Scaling up learning across many different robot types
In a research article published in Nature Robotics, researchers from the University of California Berkeley and Stanford University presented a self-improving robotic agent named RoboCat. They described how their artificial intelligence algorithm, which they call “AIM-Learning,” learns to perform tasks based on visual inputs while also acquiring vision-language communication skills.
The researchers began by developing a neural network architecture using deep learning techniques that can learn to translate between vision and language. The team trained the network using images of natural scenes, as well as text descriptions generated by a pretrained model, to achieve realistic visual-to-speech translation capabilities.
To test their AIM-Learning algorithm, researchers used RT-2, a robot designed by the same team, to perform a range of tasks, including navigating through an empty room with textured and varied walls, identifying and capturing objects in the environment, performing simple gestures, and understanding visual commands.

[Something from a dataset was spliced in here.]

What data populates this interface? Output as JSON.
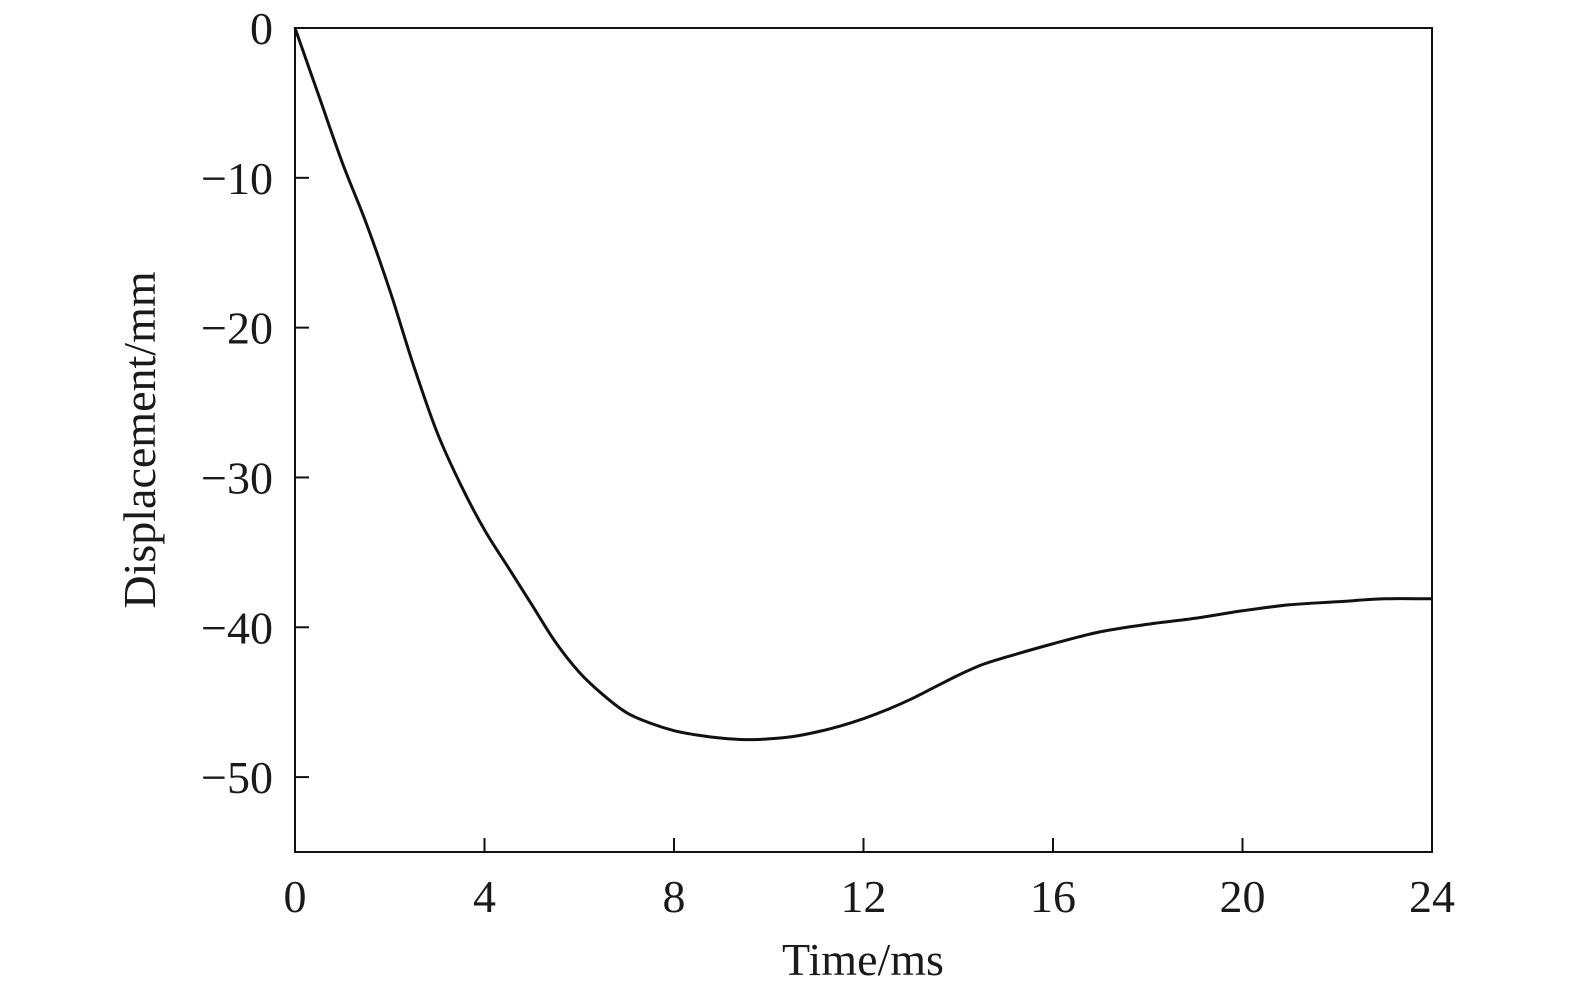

The team also compared the results of AIM-Learning against other algorithms on a test task involving identifying and moving a virtual robot around an environment. The researchers found that RT-2 achieved state-of-the-art performance for this task, outperforming human performance by over 50%.
Overall, the researchers’ AIM-Learning algorithm is promising for the development of self-improving robots capable of performing a wide range of tasks. The team plans to continue working on improving the algorithm and expanding its capabilities through further testing and refinement.